スタッフはどのような思いで働いているのだろう。2025年6月から働いている鈴木凛彩さんは、実は歌舞伎町にはあまり来たことがなく、クールにも少し怖いイメージを持っていたと明かす。
「全身に刺青が入った人とか来るのかな、と覚悟していたのですが、大学生など意外と普通のお客さんが多かったです。場所柄、出勤前のホストと姫(お客さん)もよく来ます。ホストも怖いイメージだったんですけど、意外と礼儀正しい人が多くて、印象が変わりましたね」
把握しているだけで客の職業は、学生、社会人、公務員、図書館司書、無職の人など。10年間、毎日のように訪れる人もいるという。
最近、会計の際に小説を持っていた客に「それ面白いですか?」と尋ねたという。するとその本を鈴木さんに貸してくれて、今まさに読んでいると笑顔で教えてくれた。
同僚は20代が多く、元アイドル、パチプロ、ポーカープレイヤーなど、客に負けないほどさまざまな経歴の持つ人ばかり。服装や髪の色、ネイルやピアスなども完全に自由のため、鈴木さんもおしゃれを楽しんでいるとのこと。

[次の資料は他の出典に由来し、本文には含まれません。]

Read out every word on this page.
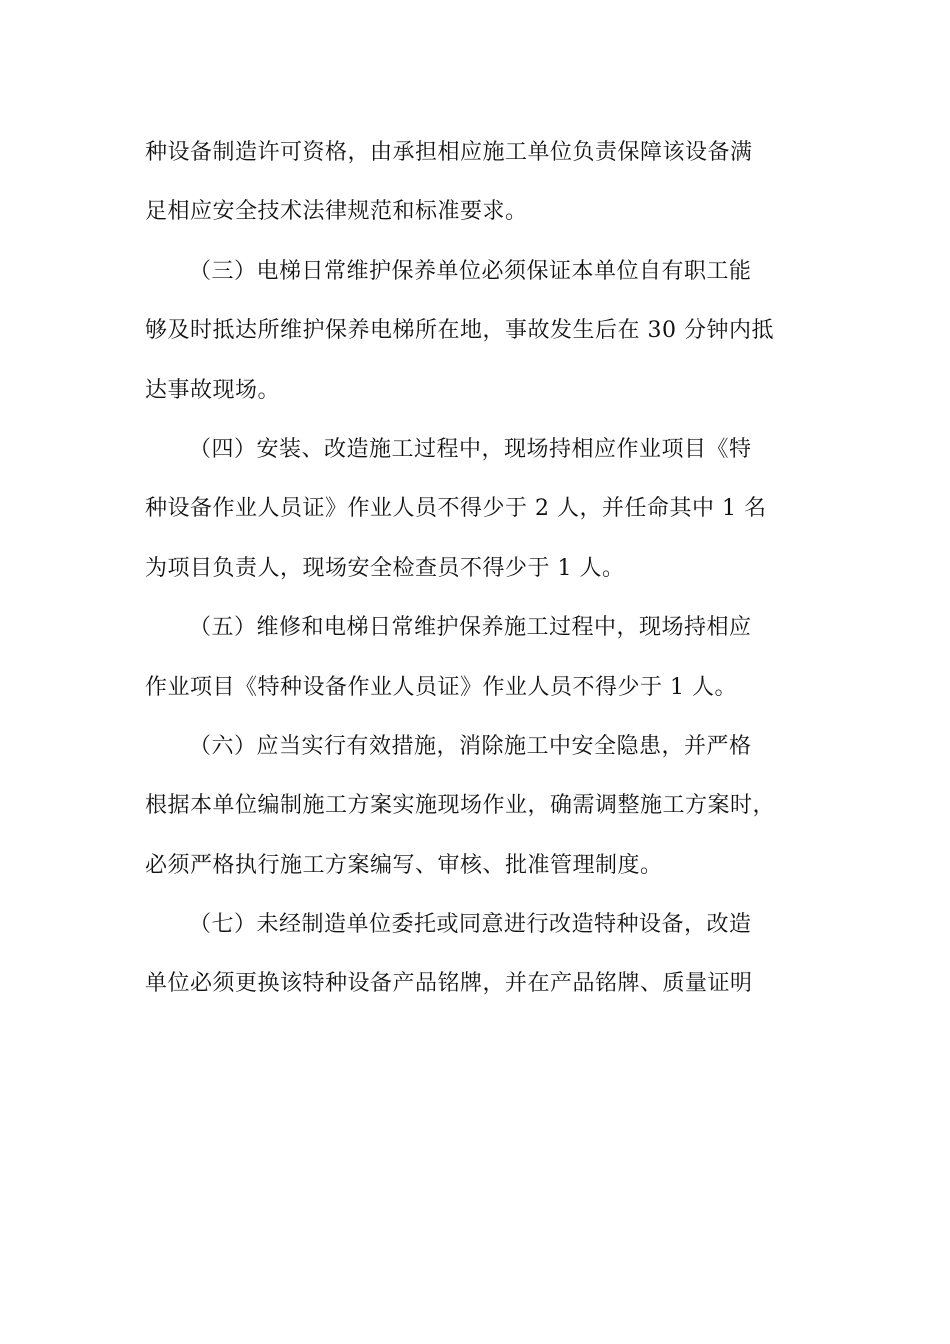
种设备制造许可资格，由承担相应施工单位负责保障该设备满
足相应安全技术法律规范和标准要求。
（三）电梯日常维护保养单位必须保证本单位自有职工能
够及时抵达所维护保养电梯所在地，事故发生后在 30 分钟内抵
达事故现场。
（四）安装、改造施工过程中，现场持相应作业项目《特
种设备作业人员证》作业人员不得少于 2 人，并任命其中 1 名
为项目负责人，现场安全检查员不得少于 1 人。
（五）维修和电梯日常维护保养施工过程中，现场持相应
作业项目《特种设备作业人员证》作业人员不得少于 1 人。
（六）应当实行有效措施，消除施工中安全隐患，并严格
根据本单位编制施工方案实施现场作业，确需调整施工方案时，
必须严格执行施工方案编写、审核、批准管理制度。
（七）未经制造单位委托或同意进行改造特种设备，改造
单位必须更换该特种设备产品铭牌，并在产品铭牌、质量证明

これまでのアルバイトはあまり続いたことがなかったというが、「楽しいし、スタッフもめちゃくちゃいい人たちだし、これからも続けていきます」と声を弾ませた。
元々は「とあるコーヒーチェーン店」だった
クールで約12年間働く現場責任者の島田昌幸さんが、店の歴史を教えてくれた。
もともとクールは、「トゥモロー」というコーヒーチェーンの歌舞伎町店だった。クールの初代マスター(24年に逝去)は、トゥモローのエリアマネージャーとして、歌舞伎町店を含む複数店舗を管理していた。
だが歌舞伎町店の採算が取れず、1980代前半に自ら買い取って、経営するように。このときに店名を「クール」としたのだという。